Anamnèse
En février 2018, un homme de 60 ans se présente à la consultation du service d’orthopédie de notre hôpital en raison de douleurs au niveau du genou gauche. Il présente une gonarthrose en varus évoluée avec une instabilité médio-latérale, ainsi qu’une atteinte patellaire. Une prothèse totale cimentée du genou gauche est posée. Après l’intervention, le patient continue cependant de se plaindre d’une douleur lancinante, y compris pendant la nuit. Comme le chirurgien ne parvient pas à expliquer directement ce phénomène, nous sommes appelés en consultation.

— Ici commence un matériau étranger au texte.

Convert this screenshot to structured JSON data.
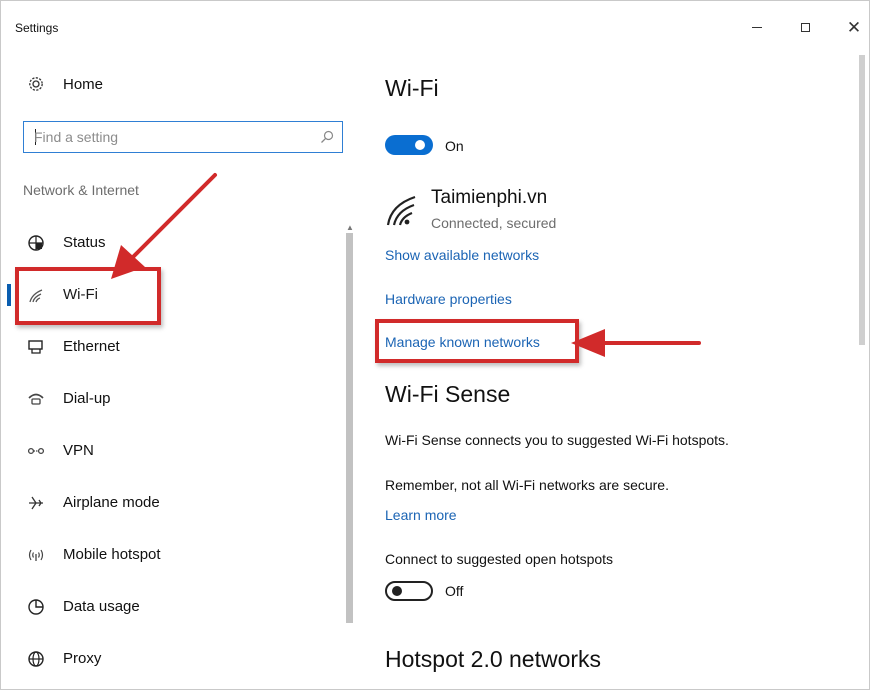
{
  "window": {
    "title": "Settings"
  },
  "sidebar": {
    "home_label": "Home",
    "search_placeholder": "Find a setting",
    "section_header": "Network & Internet",
    "items": [
      {
        "label": "Status",
        "icon": "globe-status-icon"
      },
      {
        "label": "Wi-Fi",
        "icon": "wifi-icon",
        "selected": true
      },
      {
        "label": "Ethernet",
        "icon": "ethernet-icon"
      },
      {
        "label": "Dial-up",
        "icon": "dialup-phone-icon"
      },
      {
        "label": "VPN",
        "icon": "vpn-icon"
      },
      {
        "label": "Airplane mode",
        "icon": "airplane-icon"
      },
      {
        "label": "Mobile hotspot",
        "icon": "mobile-hotspot-icon"
      },
      {
        "label": "Data usage",
        "icon": "data-usage-pie-icon"
      },
      {
        "label": "Proxy",
        "icon": "proxy-globe-icon"
      }
    ]
  },
  "main": {
    "title": "Wi-Fi",
    "wifi_toggle": {
      "state": "On",
      "on": true
    },
    "network": {
      "name": "Taimienphi.vn",
      "status": "Connected, secured"
    },
    "links": {
      "show_networks": "Show available networks",
      "hardware": "Hardware properties",
      "manage_known": "Manage known networks"
    },
    "sense": {
      "title": "Wi-Fi Sense",
      "description": "Wi-Fi Sense connects you to suggested Wi-Fi hotspots.",
      "warning": "Remember, not all Wi-Fi networks are secure.",
      "learn_more": "Learn more",
      "connect_label": "Connect to suggested open hotspots",
      "toggle_state": "Off",
      "toggle_on": false
    },
    "hotspot_title": "Hotspot 2.0 networks"
  },
  "colors": {
    "accent": "#0a6ed1",
    "link": "#1b64b4",
    "annotation": "#d12a2a",
    "selection_bar": "#0a5eb0"
  }
}
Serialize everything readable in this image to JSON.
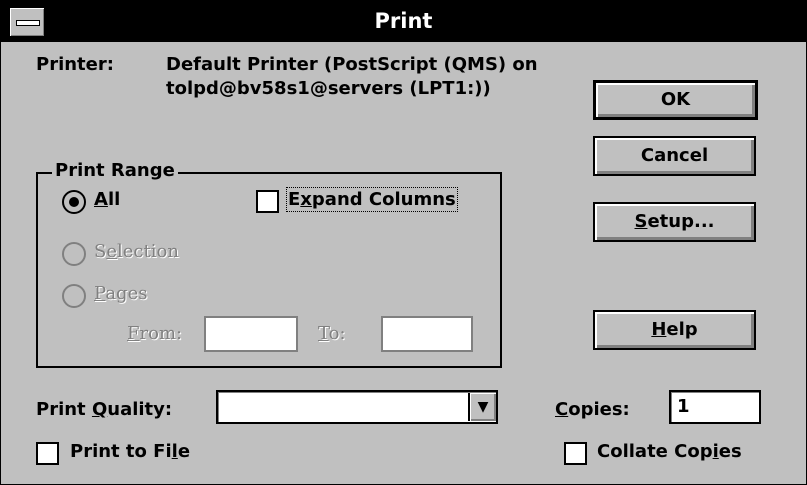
{
  "dialog": {
    "title": "Print"
  },
  "printer": {
    "label": "Printer:",
    "line1": "Default Printer (PostScript (QMS) on",
    "line2": "tolpd@bv58s1@servers (LPT1:))"
  },
  "buttons": {
    "ok": "OK",
    "cancel": "Cancel",
    "setup_pre": "",
    "setup_u": "S",
    "setup_post": "etup...",
    "help_pre": "",
    "help_u": "H",
    "help_post": "elp"
  },
  "print_range": {
    "title": "Print Range",
    "all": {
      "pre": "",
      "u": "A",
      "post": "ll",
      "selected": true
    },
    "selection": {
      "pre": "S",
      "u": "e",
      "post": "lection",
      "enabled": false
    },
    "pages": {
      "pre": "",
      "u": "P",
      "post": "ages",
      "enabled": false
    },
    "from": {
      "pre": "",
      "u": "F",
      "post": "rom:",
      "value": ""
    },
    "to": {
      "pre": "",
      "u": "T",
      "post": "o:",
      "value": ""
    },
    "expand_columns": {
      "pre": "E",
      "u": "x",
      "post": "pand Columns",
      "checked": false
    }
  },
  "print_quality": {
    "pre": "Print ",
    "u": "Q",
    "post": "uality:",
    "value": ""
  },
  "copies": {
    "pre": "",
    "u": "C",
    "post": "opies:",
    "value": "1"
  },
  "print_to_file": {
    "pre": "Print to Fi",
    "u": "l",
    "post": "e",
    "checked": false
  },
  "collate_copies": {
    "pre": "Collate Cop",
    "u": "i",
    "post": "es",
    "checked": false
  },
  "icons": {
    "sysmenu": "system-menu-icon",
    "dropdown": "down-arrow-icon"
  }
}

Effectivement, aucun problème n’est à signaler au niveau de la prothèse.
Tableau clinique
Une inspection cutanée apporte un nouvel élément, à savoir la présence, au niveau du même genou, d’une lésion que l’orthopédiste avait jugée banale. À l’examen, nous observons une tumeur hémisphérique bleu-rouge de 0,5cm sur la face antéro-médiale du genou gauche. Nous suspectons une tumeur glomique, un angiome ou un granulome pyogène (Figure 1).
Traitement
Une excision est pratiquée sous anesthésie locale.
Histologie
La résection est suivie d’un examen au microscope optique.
La coloration à l’hématoxyline et à l’éosine (Figures 2 et 3), ainsi que d’autres colorations (C-MYC et Ki-67) révèlent une tumeur glomique atypique avec de nombreuses mitoses.
Commentaire
Une tumeur glomique est un néoplasme généralement bénin des cellules musculaires lisses péri-artériolaires. La cause de cette prolifération cellulaire est inconnue. Sur le plan clinique, on observe la présence d’un ou de plusieurs nodules ou papules rouge-bleu, qui disparaissent parfois à la pression, dans le derme ou l’hypoderme, si bien qu’ils sont parfois confondus avec des lésions vasculaires ou mélanocytaires.

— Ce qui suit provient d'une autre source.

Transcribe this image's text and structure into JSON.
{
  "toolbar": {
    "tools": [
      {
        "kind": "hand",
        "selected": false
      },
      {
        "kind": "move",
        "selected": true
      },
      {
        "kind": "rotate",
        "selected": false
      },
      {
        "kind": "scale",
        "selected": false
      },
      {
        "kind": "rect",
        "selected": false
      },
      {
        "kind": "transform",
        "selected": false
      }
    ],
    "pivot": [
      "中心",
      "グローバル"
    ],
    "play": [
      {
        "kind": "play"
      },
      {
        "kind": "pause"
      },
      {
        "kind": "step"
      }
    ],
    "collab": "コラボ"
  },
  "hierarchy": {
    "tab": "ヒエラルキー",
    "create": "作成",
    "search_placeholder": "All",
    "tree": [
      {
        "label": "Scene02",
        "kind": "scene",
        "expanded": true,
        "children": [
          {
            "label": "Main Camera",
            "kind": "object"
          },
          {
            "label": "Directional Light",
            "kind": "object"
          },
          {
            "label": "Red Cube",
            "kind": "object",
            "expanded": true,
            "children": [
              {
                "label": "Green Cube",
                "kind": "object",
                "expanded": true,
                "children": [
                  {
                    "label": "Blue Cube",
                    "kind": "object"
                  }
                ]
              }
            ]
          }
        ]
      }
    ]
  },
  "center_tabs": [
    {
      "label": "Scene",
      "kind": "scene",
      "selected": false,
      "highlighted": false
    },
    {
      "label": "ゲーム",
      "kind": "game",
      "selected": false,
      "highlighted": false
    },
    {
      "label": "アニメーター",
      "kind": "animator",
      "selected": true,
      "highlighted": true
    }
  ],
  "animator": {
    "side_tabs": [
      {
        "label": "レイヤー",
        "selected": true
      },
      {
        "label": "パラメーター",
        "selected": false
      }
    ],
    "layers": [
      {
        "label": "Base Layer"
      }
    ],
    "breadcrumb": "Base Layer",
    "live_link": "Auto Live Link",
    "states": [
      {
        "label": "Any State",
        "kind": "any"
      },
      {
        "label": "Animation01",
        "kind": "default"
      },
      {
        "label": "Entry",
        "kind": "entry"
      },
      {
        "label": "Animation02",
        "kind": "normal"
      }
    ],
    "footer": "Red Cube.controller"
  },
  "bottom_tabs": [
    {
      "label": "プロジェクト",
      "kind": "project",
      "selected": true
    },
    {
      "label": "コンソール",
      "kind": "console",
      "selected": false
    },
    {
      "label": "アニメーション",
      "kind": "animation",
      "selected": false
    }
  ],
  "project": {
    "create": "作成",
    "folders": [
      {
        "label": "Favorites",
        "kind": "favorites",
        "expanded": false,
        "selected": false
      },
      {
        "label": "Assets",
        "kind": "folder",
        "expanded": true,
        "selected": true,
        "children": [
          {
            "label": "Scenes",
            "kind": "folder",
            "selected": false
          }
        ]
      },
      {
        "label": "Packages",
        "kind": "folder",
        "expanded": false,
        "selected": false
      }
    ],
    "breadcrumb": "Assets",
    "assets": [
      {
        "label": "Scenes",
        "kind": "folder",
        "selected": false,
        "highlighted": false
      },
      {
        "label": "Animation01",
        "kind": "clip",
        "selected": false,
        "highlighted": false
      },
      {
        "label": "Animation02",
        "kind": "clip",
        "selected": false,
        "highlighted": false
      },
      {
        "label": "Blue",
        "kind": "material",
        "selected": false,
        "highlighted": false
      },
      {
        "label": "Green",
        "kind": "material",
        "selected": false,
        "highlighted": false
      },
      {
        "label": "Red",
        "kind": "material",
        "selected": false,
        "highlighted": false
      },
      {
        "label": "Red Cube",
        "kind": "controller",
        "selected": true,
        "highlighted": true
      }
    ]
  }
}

Les tumeurs glomiques sont classées dans deux catégories: la forme classique douloureuse et la forme plus rare caractérisée par différents glomangiomes indolores et malformations glomuveineuses. Même si la plupart des tumeurs glomiques sont solitaires et se développent sous l’ongle d’un doigt, ces lésions peuvent également apparaître à d’autres endroits du corps (cf. notre patient). La douleur se manifeste par des accès douloureux paroxystiques, souvent sous l’effet de la pression ou d’un changement de température. L’excision chirurgicale de la lésion permet toutefois de faire disparaître la douleur.
Dans de rares cas, comme chez notre patient, il s’agit d’une tumeur glomique atypique. Nous avons considéré cette tumeur davantage comme une forme maligne, compte tenu de la forte activité mitotique de plus de 5 mitoses pour 50 champs à fort grossissement. La coloration de C-MYC (un oncogène connu) s’est également avérée positive dans de nombreux noyaux de la lésion. La coloration de l’antigène Ki-67 (prolifération cellulaire) s’est révélée positive dans environ 10% des noyaux tumoraux.
Étant donné la rareté de ce type de lésion, il n’existe aucune directive concernant le traitement. Toutefois, après concertation avec des médecins de l’UZ Gent (à savoir les Pr S. De Schepper, dermatopathologie, et D. Creytens, anatomopathologie), nous avons décidé de réséquer une marge supplémentaire de 1cm.
Le pronostic est généralement favorable: la plupart des tumeurs glomiques solitaires ne récidivent pas après avoir été enlevées. Pour l’instant, tout se passe très bien aussi pour notre patient: il ne présente plus de lésion et ne souffre plus.